Stephen Street suggested recording just the floor tom pattern and looping it. Then overdubbing the cymbals, the kick, the snare, the hats. I was like, ‘Hold on a minute, that’s cheating’.

People always talk about locking in with the bass player, but a lot of the time when you’re dealing with original songs you’re hearing the guitar part first…

“I always found that really frustrating. One, you’ve got the drum track down with the guide guitar, then they’d zero the desk and start putting the bass on. Then Johnny would start writing these most incredible guitar lines. 

“I used to get a bit frustrated and wanting to go back!
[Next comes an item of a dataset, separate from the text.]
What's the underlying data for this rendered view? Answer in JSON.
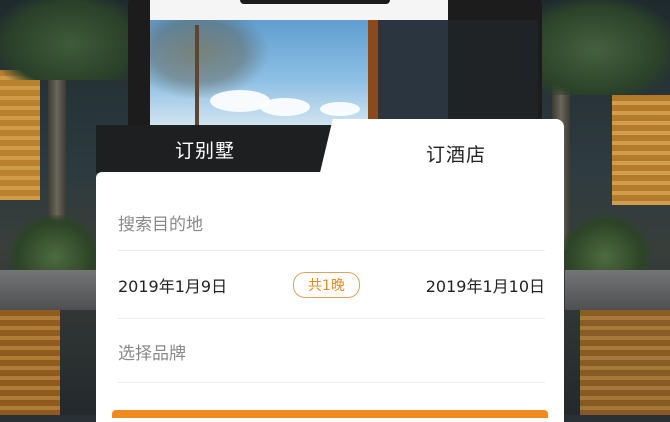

There’s a track called ‘The Headmaster Ritual’. When we played that track it was just a basic riff. When I played the drums on top I played a drum riff or motif. 

“Afterwards [Johnny] put a guitar on top of that and then Morrissey sang a vocal that actually went with the drums. They were following me and it actually made the song. I was so frustrated so many times that I couldn’t go back.”

When you were recording The Queen Is Dead did you feel you were making a legendary album?

“No, it was just another album. We knew it was getting better. The first album that we wrote and recorded was based around our first set of songs that we’d ever played. 

“Those were the songs that we’d rehearsed and we got known for. There’s a reason it’s called the difficult second album, because it’s got to be different, but you can’t make it so different that it alienates all the people that liked the first album. We’d had that with Meat Is Murder. 

“Johnny’s guitar parts were so prolific that the styles of the tracks were so different and disparate, so unusual. I think when it really kicked in for us all was the last album, Strangeways…[, Here We Come]. By that point, even though we knew we didn’t have anything to prove to anybody, it was an album that we all felt most comfortable with.”

You also toured with Julian Cope and Sinéad O’Connor?

“Sinéad was the first thing that I did after The Smiths. We knew a guy in London who said he was working with this new artist, an Irish girl called Sinéad. I had a listen and I thought she was brilliant. That girl can sing. 

“We met up with her and she was fantastic. As an artist and as a person she was brilliant. That was lovely to play with her. That was myself and Andy Rourke.”

(Image credit: Will Ireland)

How did it feel coming out of the comfort zone of The Smiths and playing with people like Julian Cope?

“It was brilliant. We went out and hung out for a while. I played with PiL for a couple of years, too. Ten years prior to that I was jumping around with spiked hair to PiL songs, then I’m on stage with Johnny Rotten. 

“I remember we were in rehearsals, it was in John Henry’s in London. I went into the café and he was having a coffee. He’d not been down to the rehearsals yet. I saw him there and thought I’d best go and say hello, I’m in his band! 

“I said, ‘I’m your drummer, I’m working with you’. He said, ‘I’ve heard you’re s**t’’. I said, ‘it’s funny you should say that because you’ve not heard me play, but I’ve heard you and I know you’re s**t!’. We sat down and we got drunk together. That was a way for us to hang out and do a bit of bonding.

“I’ve done that with everybody that I’ve played with. I like to feel that we can get on and speak together. Doing those 15-hour drives across America. Man, that’s tough. 

“Or when you arrive at a gig and it’s midday and the sound check’s at 6. Who’re you going to hang out with? Your mates. Luckily every band that I’ve been with has been like that and I’ve made sure that if it’s not I’m out.”